MR VAN RENSBURG: Mr Chairman, I recall that part and I can tell you a lot was done to get hold of them, but in the final analysis they couldn't trace those people. They made the noise at the time to say they've seen this and they've seen that, and then it was followed up to please get hold of them because we were very uncertain about what happened in the final minutes of this sad flight of the Helderberg, and if anyone would have come forward from that part of the world close to the point of impact with that type of information, we would have considered it very carefully, but they have not pitched up. It was eventually said, no, they can't trace these people and they don't know where they are.

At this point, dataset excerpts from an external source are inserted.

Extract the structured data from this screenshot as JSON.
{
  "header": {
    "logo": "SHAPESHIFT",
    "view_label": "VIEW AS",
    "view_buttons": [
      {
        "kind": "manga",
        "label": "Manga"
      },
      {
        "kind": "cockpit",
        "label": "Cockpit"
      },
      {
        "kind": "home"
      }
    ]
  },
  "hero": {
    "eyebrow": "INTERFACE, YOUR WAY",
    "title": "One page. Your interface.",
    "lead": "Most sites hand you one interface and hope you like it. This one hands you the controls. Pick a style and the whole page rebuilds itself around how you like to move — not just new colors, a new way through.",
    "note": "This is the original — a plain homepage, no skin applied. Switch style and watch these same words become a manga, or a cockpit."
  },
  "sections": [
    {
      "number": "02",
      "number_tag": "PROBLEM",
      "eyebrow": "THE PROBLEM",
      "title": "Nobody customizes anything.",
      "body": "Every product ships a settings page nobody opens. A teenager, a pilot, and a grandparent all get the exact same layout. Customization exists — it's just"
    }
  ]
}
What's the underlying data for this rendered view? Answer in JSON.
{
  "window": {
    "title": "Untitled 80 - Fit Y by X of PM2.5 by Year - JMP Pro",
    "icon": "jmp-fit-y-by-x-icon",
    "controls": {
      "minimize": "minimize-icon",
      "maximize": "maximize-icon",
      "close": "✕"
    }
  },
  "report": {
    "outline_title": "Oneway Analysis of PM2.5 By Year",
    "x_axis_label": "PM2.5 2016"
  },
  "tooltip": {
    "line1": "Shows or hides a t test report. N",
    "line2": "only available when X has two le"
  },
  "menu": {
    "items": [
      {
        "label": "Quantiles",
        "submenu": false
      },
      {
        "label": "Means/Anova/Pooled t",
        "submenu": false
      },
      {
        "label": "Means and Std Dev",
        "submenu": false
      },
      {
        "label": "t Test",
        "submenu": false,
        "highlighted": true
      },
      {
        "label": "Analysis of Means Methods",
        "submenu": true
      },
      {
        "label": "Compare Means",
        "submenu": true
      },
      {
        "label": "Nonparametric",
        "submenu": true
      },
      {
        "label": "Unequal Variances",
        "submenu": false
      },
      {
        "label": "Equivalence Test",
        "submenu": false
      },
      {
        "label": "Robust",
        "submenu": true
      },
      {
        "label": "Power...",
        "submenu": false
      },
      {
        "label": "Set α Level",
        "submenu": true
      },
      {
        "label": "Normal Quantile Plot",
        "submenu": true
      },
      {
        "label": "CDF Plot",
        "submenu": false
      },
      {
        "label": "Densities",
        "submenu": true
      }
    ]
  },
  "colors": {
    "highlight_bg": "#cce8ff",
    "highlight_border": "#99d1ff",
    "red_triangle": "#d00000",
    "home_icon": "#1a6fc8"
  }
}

MS PATTA: Amazing, it took me 10 minutes to find them. I arrived in Mauritius at 09h00, looked in the phone book and phoned them, and they're at the same place they've been for the last ten years, and I actually got their names and addresses from statements that were given to Civil Aviation investigators on Mauritius Island.

MR VAN RENSBURG: That may be so, Mr Chairman, but now I can talk of experience here, we had no jurisdiction to subpoena witnesses to force them to come before.

CHAIRPERSON: That's another reason now, that's another reason.

MR VAN RENSBURG: No, no, but I mean we've tried and the moment you've asked people, Mr Chairman, really I must tell you here, we have tried to get hold of them, but they refused when they heard that they must testify and they must come under oath, they just tried to wipe that thing out and then not to get it close to us and they couldn't follow it further and we couldn't get hold of those people to come and tell us exactly what they've seen.

MS PATTA: Well we'll hear evidence from them tomorrow because we've got - they were very easily traceable and they said to me that they were amazed and surprised because they were waiting and willing and wanting to come to South Africa and they indicated to Roy Downs and Rene van Zyl that they were willing to come at the moments notice to South Africa to testify before the Truth Commission. In fact the one of them had been a witness in something else a year previously and he said he knows that their testimony was very important and he was shocked that South Africa never came to find them, it was only 10 years later when I phoned them up that they had contact with South Africa again.

MR VAN RENSBURG: Well if they can give any evidence that could give any further light, I'll be as pleased as you could be about it because it wasn't available at the time, but I say, get the evidence and cross-examine them and see exactly what it is. It may just give us more light on this incident.

CHAIRPERSON: Well for the moment you will be pleased to know that your pick-up truck is here so that you should be excused and released and should not miss your flight.

MR VAN RENSBURG: I thank you, Mr Chairman, am I excused for this proceedings, I mean, it won't be necessary to come here again?

CHAIRPERSON: No, well, for the moment I do not consider that you will be called, certain in the immediate future, should the need arise I'm sure it will be in terms and conditions that will have been arranged with you ahead of time.


CHAIRPERSON: You are excused.


MS TERREBLANCHE: Mr Chairman, I wish to call one more witness, do you want a break?

CHAIRPERSON: Call the witness, Ms Terreblanche. He has written a book, I don't know if his evidence is going to be as long as the book, because if that is going to be so, maybe we need to consider whether we need to take his evidence now.